Pendant ces années de guerre, la vie était difficile mais les habitants
gardaient leur enthousiasme. L'ambiance artistique était visible partout dans
le village. Les sons de tambours, les chants des spectacles de tuông animaient
la maison communale, chaque maison, et retentissaient même dans les champs.
Au fur et à mesure, avec l'aide des acteurs de la troupe, les villageois se
sont perfectionnés et ont réussi à monter leur propre troupe qui a même
effectuée des tournées dans différentes localités. "Au début, nous ne
donnions des spectacles que pour les habitants de la commune, ou de districts
voisins", raconte le président du club. Après, le club villageois a
participé à des festivals provinciaux, puis nationaux. Aux festivals nationaux
de tuông amateur, ses pièces, au nombre d'une quarantaine, ont été
vivement applaudies par l'assistance. Des centaines de satisfecit et de
médailles ont d'ailleurs été décernés aux membres de la troupe et à la troupe
elle-même, preuve d'un indéniable talent.
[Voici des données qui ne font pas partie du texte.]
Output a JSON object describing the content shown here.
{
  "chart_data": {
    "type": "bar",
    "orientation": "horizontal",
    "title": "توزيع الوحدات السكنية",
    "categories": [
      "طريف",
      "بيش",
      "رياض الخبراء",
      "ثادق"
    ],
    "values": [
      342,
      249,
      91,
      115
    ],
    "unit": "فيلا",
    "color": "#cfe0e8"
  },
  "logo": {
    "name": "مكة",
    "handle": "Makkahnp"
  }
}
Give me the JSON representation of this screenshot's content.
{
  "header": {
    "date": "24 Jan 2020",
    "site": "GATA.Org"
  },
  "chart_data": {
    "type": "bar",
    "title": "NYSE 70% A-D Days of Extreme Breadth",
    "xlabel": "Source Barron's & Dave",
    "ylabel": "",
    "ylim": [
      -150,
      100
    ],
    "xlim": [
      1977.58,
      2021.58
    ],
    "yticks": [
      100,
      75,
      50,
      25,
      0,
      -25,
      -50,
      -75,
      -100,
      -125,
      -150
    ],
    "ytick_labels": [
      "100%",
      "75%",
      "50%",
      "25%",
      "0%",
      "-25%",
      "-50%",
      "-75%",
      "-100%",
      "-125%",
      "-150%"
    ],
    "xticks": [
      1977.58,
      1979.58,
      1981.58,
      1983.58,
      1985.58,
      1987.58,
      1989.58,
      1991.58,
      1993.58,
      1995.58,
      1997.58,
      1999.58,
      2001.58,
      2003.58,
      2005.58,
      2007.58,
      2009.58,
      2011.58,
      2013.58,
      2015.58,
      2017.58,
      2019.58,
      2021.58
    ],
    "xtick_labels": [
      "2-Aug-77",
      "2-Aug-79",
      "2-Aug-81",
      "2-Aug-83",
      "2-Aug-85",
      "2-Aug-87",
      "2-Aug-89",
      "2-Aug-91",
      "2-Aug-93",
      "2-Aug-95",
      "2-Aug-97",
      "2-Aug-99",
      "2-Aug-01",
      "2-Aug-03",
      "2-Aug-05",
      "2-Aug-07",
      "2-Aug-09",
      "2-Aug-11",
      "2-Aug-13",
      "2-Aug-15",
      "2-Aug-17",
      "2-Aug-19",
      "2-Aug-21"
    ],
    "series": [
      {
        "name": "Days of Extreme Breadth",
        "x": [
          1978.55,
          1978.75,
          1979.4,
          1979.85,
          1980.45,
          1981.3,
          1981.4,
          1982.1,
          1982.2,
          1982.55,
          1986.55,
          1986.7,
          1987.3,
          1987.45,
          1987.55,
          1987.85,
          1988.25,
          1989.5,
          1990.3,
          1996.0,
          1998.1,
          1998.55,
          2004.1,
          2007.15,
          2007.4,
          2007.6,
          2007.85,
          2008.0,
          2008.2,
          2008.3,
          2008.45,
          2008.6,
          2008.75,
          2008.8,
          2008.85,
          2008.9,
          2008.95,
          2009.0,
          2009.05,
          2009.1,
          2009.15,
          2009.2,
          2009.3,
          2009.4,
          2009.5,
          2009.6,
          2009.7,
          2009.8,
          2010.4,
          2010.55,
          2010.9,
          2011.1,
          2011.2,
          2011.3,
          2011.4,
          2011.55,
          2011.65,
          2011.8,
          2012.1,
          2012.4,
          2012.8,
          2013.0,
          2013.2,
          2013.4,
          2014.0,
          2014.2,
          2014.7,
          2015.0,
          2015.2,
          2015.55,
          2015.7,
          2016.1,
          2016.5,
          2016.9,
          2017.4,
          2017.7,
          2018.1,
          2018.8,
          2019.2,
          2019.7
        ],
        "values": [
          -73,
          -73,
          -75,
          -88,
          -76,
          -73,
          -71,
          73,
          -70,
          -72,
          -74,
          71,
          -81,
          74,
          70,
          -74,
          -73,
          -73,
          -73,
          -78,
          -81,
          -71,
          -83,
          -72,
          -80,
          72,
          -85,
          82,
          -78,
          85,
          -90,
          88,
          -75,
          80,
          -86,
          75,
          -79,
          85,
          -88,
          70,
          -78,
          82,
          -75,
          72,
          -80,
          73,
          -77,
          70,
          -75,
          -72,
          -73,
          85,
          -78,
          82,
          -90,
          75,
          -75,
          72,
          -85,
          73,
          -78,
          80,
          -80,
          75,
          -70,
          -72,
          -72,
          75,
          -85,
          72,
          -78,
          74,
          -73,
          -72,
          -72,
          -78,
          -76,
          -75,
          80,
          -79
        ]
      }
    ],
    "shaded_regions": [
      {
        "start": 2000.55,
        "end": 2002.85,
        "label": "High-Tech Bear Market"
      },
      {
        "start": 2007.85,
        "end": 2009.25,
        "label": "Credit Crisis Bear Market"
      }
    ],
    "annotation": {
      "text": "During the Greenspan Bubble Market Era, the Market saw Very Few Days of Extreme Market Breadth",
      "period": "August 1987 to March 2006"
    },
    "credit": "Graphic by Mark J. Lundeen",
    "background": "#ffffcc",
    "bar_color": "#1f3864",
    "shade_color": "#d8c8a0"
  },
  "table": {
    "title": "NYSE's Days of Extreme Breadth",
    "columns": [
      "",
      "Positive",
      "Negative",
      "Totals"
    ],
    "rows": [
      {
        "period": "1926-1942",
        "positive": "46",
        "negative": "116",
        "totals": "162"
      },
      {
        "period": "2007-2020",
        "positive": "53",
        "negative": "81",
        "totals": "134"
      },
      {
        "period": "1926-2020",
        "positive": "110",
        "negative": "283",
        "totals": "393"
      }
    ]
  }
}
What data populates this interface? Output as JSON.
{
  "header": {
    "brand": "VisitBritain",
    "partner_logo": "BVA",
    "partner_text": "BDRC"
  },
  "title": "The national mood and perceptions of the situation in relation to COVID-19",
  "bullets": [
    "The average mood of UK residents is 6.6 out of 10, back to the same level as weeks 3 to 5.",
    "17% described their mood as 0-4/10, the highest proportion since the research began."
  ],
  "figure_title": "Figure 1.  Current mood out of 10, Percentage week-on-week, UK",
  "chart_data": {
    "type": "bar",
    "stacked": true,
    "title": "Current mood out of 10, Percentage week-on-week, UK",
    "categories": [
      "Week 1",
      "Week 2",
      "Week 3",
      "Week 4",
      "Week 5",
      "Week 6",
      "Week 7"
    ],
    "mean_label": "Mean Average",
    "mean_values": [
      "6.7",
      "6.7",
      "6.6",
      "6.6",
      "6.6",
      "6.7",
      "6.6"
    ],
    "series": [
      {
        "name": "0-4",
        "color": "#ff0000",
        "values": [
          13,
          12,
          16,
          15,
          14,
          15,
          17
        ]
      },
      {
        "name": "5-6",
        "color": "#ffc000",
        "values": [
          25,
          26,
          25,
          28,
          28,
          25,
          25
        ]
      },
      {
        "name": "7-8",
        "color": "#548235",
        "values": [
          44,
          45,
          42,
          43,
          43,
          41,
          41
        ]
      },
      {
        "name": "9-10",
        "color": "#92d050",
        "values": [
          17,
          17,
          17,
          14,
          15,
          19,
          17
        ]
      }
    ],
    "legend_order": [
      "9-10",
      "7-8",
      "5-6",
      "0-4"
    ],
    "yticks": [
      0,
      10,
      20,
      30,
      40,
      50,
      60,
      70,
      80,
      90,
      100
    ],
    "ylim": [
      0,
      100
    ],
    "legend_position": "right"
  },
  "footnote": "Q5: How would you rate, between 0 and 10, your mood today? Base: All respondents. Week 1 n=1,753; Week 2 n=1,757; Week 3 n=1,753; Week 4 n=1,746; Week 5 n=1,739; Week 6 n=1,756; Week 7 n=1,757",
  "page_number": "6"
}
Fin 2006, au Festival de tuông amateur organisé dans la province de Binh Dinh
(Centre), sa pièce Le soleil brille sur le ruisseau Pang Poi a reçu le premier
prix. "Les satisfecit et prix du club sont la preuve que nos artistes
sont récompensés de leurs efforts", déclare Nguyên Van Ly avec fierté.
Transmettre le tuông aux jeunes
Actuellement, la troupe de tuông de Duong Côc, fondée il y a maintenant 45 ans,
ne compte plus que 24 acteurs et musiciens. Les artistes comme Nguyên Van Ly et
le couple Nguyên Bich Hao-Nguyên Huy Thuong en constituent le noyau.
"Je suis passionné par le +tuông+ depuis mon enfance. Lorsque j'entends
le son des tambours, j'arrête tout ce que je suis en train de faire et je cours
vers la maison communale !", confie Nguyên Bich Hao, 59 ans. C'est
grâce au tuông qu'elle a rencontré l'homme de sa vie avec lequel elle vit
aujourd'hui. Participant au club villageois depuis 1972, ils nourrissent à la
fois leur passion pour l'art et leur propre amour. Durant 40 ans, elle et son mari,
bouchers de profession, se sont constitués une sacrée collection de médailles
d'or !
Chez les familles de Nguyên Ngoc Binh et Nguyên Huu Thiêt, on joue dans la
troupe depuis trois générations. Les personnes âgées comme Nguyên Van Kham, 96
ans, qui ne peut plus monter sur la scène en tant artiste, se rend de temps en
temps à la maison communale pour voir jouer ses descendants. Ou encore Nguyên
Ngoc Binh, 75 ans, qui participe toujours au club en tant que musicien. Ce
vieil instrumentiste amateur a aujourd'hui un passé de 45 ans en tant que
membre du club. Inutile de préciser qu'il a donc été un des piliers de sa
création.
Aujourd'hui, plusieurs sont septuagénaires et s'activent à transmettre le tuông
aux jeunes, avec des cours d'initiation organisés à leur intention. "Nous
espérons que nous pourrons transmettre cet art aux futures générations. Nous
voulons que les jeunes reprennent le flambeau avec la même passion qui nous
anime", confie l'artiste amatrice Nguyên Bich Hao. Et d'ajouter : "Nous
sommes prêts à consacrer notre temps et notre énergie, sans se soucier d'une
quelconque rémunération, à apprendre l'art à nos jeunes pousses".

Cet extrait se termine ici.